Mr. Sambo met the police chief Friday as President Goodluck Jonathan is currently in London for the Honorary International Investment Council.
The presidency had earlier hailed the police for doing their jobs in deploying at the assembly.
President Goodluck Jonathan’s spokesperson, Doyin Okupe, said Thursday the police were merely enforcing their “constitutional duty” to keep the peace, and that they acted independently.
The police, in an earlier statement, said the operation was based on an “intelligence report” and was meant to forestall the invasion of the assembly by “hoodlums”.
Emerging from a closed door meeting with Vice President Namadi Sambo, Mr. Abba told journalists that investigations have begun to establish what transpired at the assembly.
When asked if he authorised the invasion of the National Assembly, the IG said, “Who did what and who didn’t do what will be disclosed to you later. You know we work with investigations, investigations are going on and the press officer will address you”.
Pressed by reporters if he was not aware of this operation, Mr. Abba said, “I still repeat who did what, who didn’t do what you will hear later, is subject to investigations we just don’t talk anyhow”.
Speaking later to journalists of the Hausa service in the State House, on whether some of his officers were injured, the police chief said, “Everybody has seen that somebody was even beating somebody, somebody was pushing a policeman from the car.
“Somebody was removing road blocks mounted by police, we have never seen this kind of thing in the whole world.
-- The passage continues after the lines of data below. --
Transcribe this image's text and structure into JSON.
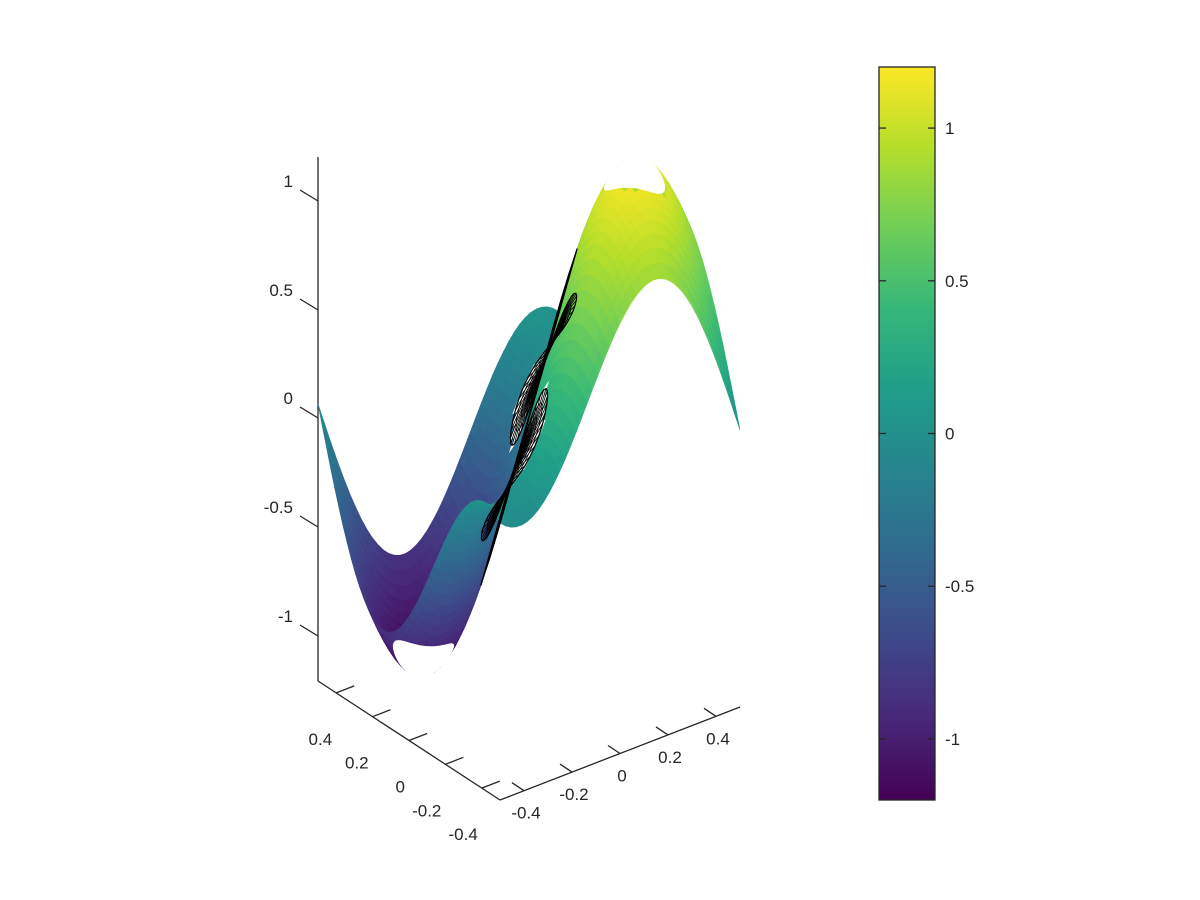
{
  "chart_data": [
    {
      "type": "surface",
      "title": "",
      "xlabel": "",
      "ylabel": "",
      "zlabel": "",
      "colormap": "viridis",
      "colormap_stops": [
        "#440154",
        "#482878",
        "#3e4989",
        "#31688e",
        "#26828e",
        "#1f9e89",
        "#35b779",
        "#6ece58",
        "#b5de2b",
        "#fde725"
      ],
      "xlim": [
        -0.5,
        0.5
      ],
      "ylim": [
        -0.5,
        0.5
      ],
      "zlim": [
        -1.2,
        1.2
      ],
      "x_ticks": [
        "-0.4",
        "-0.2",
        "0",
        "0.2",
        "0.4"
      ],
      "y_ticks": [
        "-0.4",
        "-0.2",
        "0",
        "0.2",
        "0.4"
      ],
      "z_ticks": [
        "-1",
        "-0.5",
        "0",
        "0.5",
        "1"
      ],
      "z_tick_values": [
        -1,
        -0.5,
        0,
        0.5,
        1
      ],
      "surface_function": "z = sin(2*pi*x) * sin(2*pi*y) on the square [-0.5,0.5]^2 with circular holes",
      "holes": [
        {
          "x": -0.25,
          "y": 0.25,
          "style": "empty"
        },
        {
          "x": 0.25,
          "y": -0.25,
          "style": "empty"
        },
        {
          "x": -0.25,
          "y": -0.25,
          "style": "black-mesh"
        },
        {
          "x": 0.25,
          "y": 0.25,
          "style": "black-mesh"
        },
        {
          "x": 0,
          "y": 0,
          "style": "black-mesh"
        }
      ],
      "grid": false
    },
    {
      "type": "colorbar",
      "range": [
        -1.2,
        1.2
      ],
      "ticks": [
        "-1",
        "-0.5",
        "0",
        "0.5",
        "1"
      ],
      "tick_values": [
        -1,
        -0.5,
        0,
        0.5,
        1
      ]
    }
  ]
}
So we will talk to you later”.
On what action the police will take in response to the incident, Mr. Abba said, “Just wait our findings will reveal”.
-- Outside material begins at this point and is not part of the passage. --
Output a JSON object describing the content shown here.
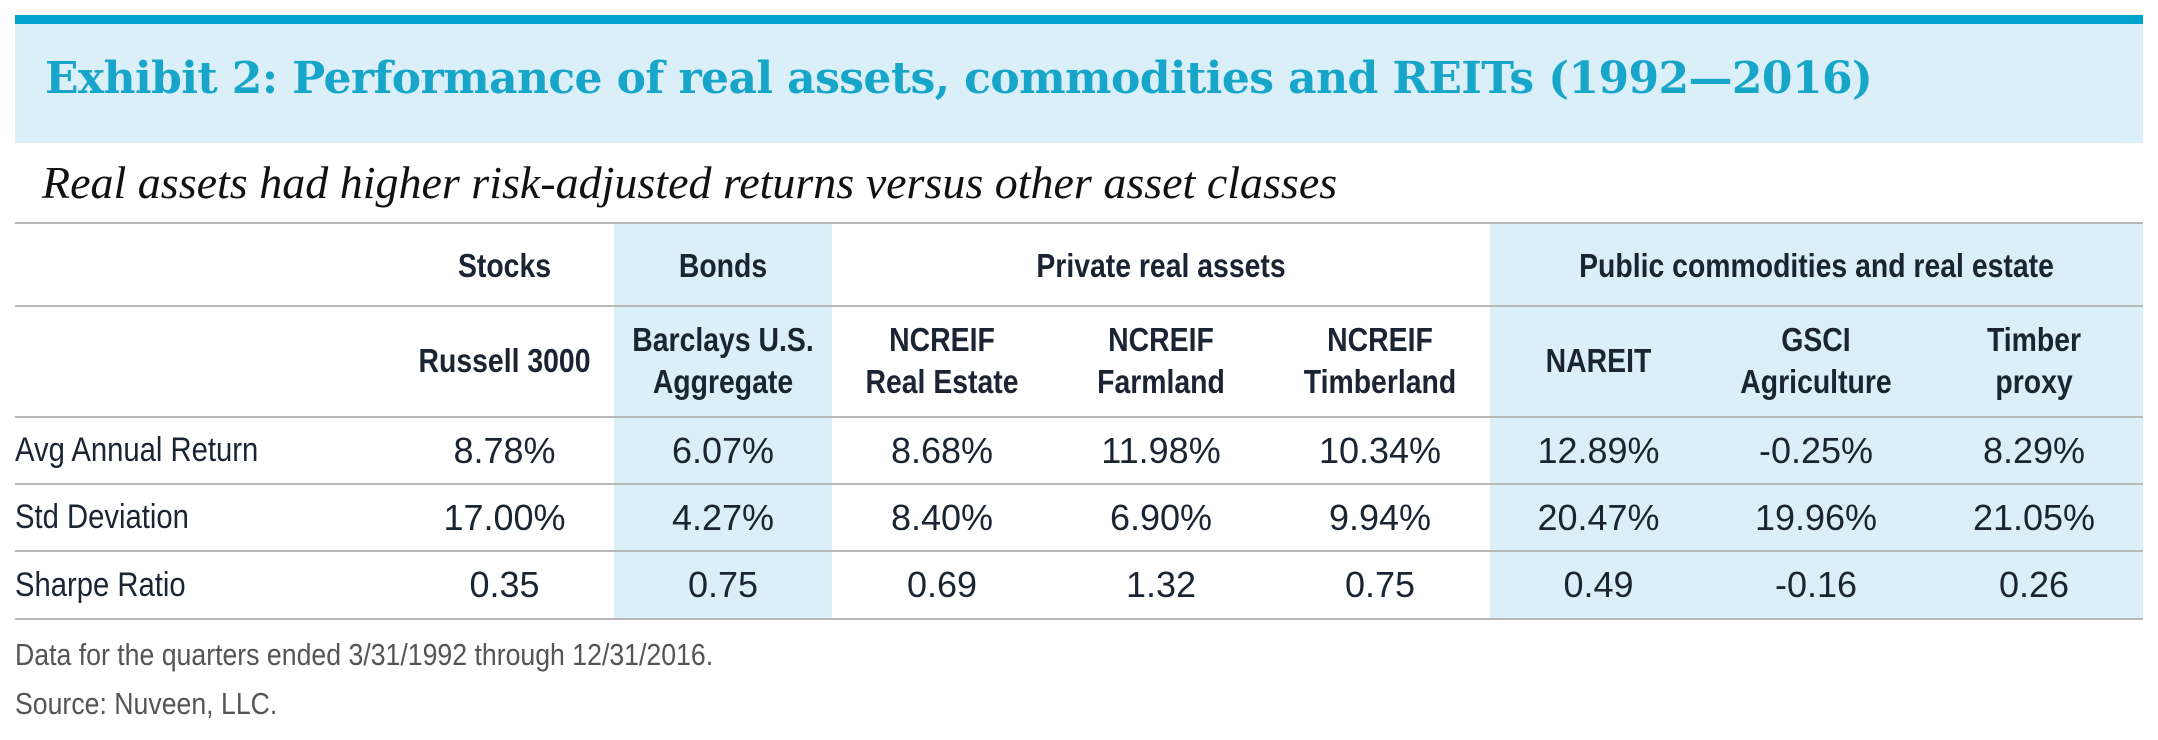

Police raided the National Assembly early Thursday ahead of a crucial sitting at the House of Representatives.
The House had planned a session to discuss a request by Mr. Jonathan for an extension of the emergency rule in Borno, Yobe and Adamawa States – all three hit by an insurgency by Boko Haram.
Officers mounted a blockade at the assembly, refusing to allow the speaker, Mr. Tambuwal, in, a move the opposition All Progressives Congress, APC, said was aimed at unseating the speaker as punishment for defecting from the ruling Peoples Democratic Party, PDP.
Police fired teargas after defiant lawmakers forced their way through three barricades and helped escort Mr. Tambuwal into the central building called the White House.